AAIP is an economic immigration program that enables Alberta to nominate qualified workers for permanent residency.
Officials explained that If newcomers have an established support system already in place when they accept a job in the province, they are more likely to have an easier transition to a new culture and community. In addition to making the integration into Alberta life easier, it also helps retain these workers over the longer term.
Industry experts predict that Alberta will experience skilled worker shortages into 2025 due to industry growth and retiring workers. Currently, Alberta has 100,000 job openings in the province across all sectors. In-demand sectors include healthcare, construction, education, technology and engineering.
The announcement comes as Calgary’s construction industry is raising concerns about the region’s shortage of skilled construction workers. The Calgary Construction Association (CCA) that despite a growing demand for new homes and construction projects, both commercial and residential builders are struggling to find enough workers to keep up with the pace of development.
The shortage is being attributed to several factors, including strong demand for record migration to the region, an aging workforce, and a lack of young people entering the industry.

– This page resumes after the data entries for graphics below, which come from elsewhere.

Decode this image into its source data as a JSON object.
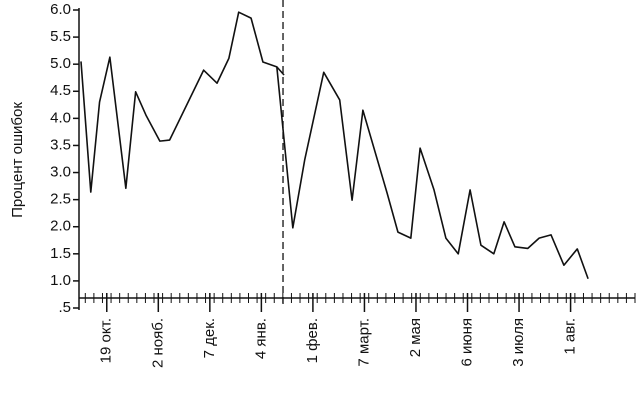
{
  "chart_data": {
    "type": "line",
    "y_label": "Процент ошибок",
    "ylim": [
      0.5,
      6.0
    ],
    "yticks": [
      {
        "value": 0.5,
        "label": ".5"
      },
      {
        "value": 1.0,
        "label": "1.0"
      },
      1.5,
      {
        "value": 2.0,
        "label": "2.0"
      },
      2.5,
      {
        "value": 3.0,
        "label": "3.0"
      },
      3.5,
      {
        "value": 4.0,
        "label": "4.0"
      },
      4.5,
      {
        "value": 5.0,
        "label": "5.0"
      },
      5.5,
      {
        "value": 6.0,
        "label": "6.0"
      }
    ],
    "xlim": [
      0.5,
      11.25
    ],
    "xticks": [
      {
        "value": 1,
        "label": "19 окт."
      },
      {
        "value": 2,
        "label": "2 нояб."
      },
      {
        "value": 3,
        "label": "7 дек."
      },
      {
        "value": 4,
        "label": "4 янв."
      },
      {
        "value": 5,
        "label": "1 фев."
      },
      {
        "value": 6,
        "label": "7 март."
      },
      {
        "value": 7,
        "label": "2 мая"
      },
      {
        "value": 8,
        "label": "6 июня"
      },
      {
        "value": 9,
        "label": "3 июля"
      },
      {
        "value": 10,
        "label": "1 авг."
      }
    ],
    "divider_x": 4.42,
    "series": [
      {
        "color": "#111111",
        "x": [
          0.5,
          0.69,
          0.86,
          1.06,
          1.37,
          1.56,
          1.76,
          2.03,
          2.22,
          2.88,
          3.14,
          3.37,
          3.56,
          3.8,
          4.03,
          4.3,
          4.61,
          4.84,
          5.21,
          5.52,
          5.76,
          5.97,
          6.44,
          6.65,
          6.9,
          7.08,
          7.35,
          7.58,
          7.82,
          8.05,
          8.26,
          8.51,
          8.71,
          8.92,
          9.17,
          9.39,
          9.62,
          9.87,
          10.13,
          10.34
        ],
        "values": [
          5.05,
          2.64,
          4.3,
          5.13,
          2.71,
          4.49,
          4.06,
          3.58,
          3.6,
          4.89,
          4.65,
          5.11,
          5.96,
          5.85,
          5.04,
          4.95,
          1.98,
          3.23,
          4.85,
          4.34,
          2.49,
          4.15,
          2.62,
          1.9,
          1.79,
          3.45,
          2.68,
          1.79,
          1.5,
          2.68,
          1.66,
          1.5,
          2.09,
          1.63,
          1.6,
          1.79,
          1.85,
          1.29,
          1.59,
          1.04
        ]
      },
      {
        "color": "#111111",
        "x": [
          4.3,
          4.44
        ],
        "values": [
          4.95,
          4.8
        ]
      }
    ]
  }
}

Many experienced construction workers have also retired or left the industry, leaving a gap in the labour market.
“This is an issue that we have been bracing for, over recent years, if not decades,” said Bill Black, CCA president. “Our concern is that this year and in the near future, the skilled worker shortage will become a key issue.”
The association estimates that there are between 3,000 to 4,000 construction job vacancies in the Calgary region alone. Nationally, the number of construction job vacancies is estimated at 93,000.
“This is a problem that not only affects Calgary and Alberta but Canada as a whole,” said Black. “The Calgary region isn’t just competing with the rest of Alberta for talent, but the entire Country.”
The association explained that the lack of workers impacts the completion schedules of new homes and infrastructure projects, which drives up costs for builders, consumers, and owners.
Black added that construction employers are stepping up to the challenge on an industry scale, but despite this, the situation is expected to worsen unless significant steps are taken to address the shortage of construction workers. The association believes that the shortage is indicative of a societal problem that requires action from all levels of government, the educational sector, in addition to the industry itself.
The CCA said that possible solutions include revising outdated accreditation recognition for newcomers coming to Canada to seek and place high-value-specific skills that are transferable to construction. This means a rework of the immigration points system favour such skills and experience.
The association also noted that the school system needs to reverse a trend over recent years that has reduced junior high and high school student exposure to the trades, and greater funding for post-secondary institutions like the Southern Alberta Institute of Technology (SAIT) which have the mandate to train the next generation of Alberta’s skilled trades.
In addition to being a key resource to society in building and servicing the communities that we live in, the construction industry offers significant opportunities and long-term career prospects for those who chose this path including low entry cost of education, good compensation, and entrepreneurial opportunities for those who aspire to be a business owner.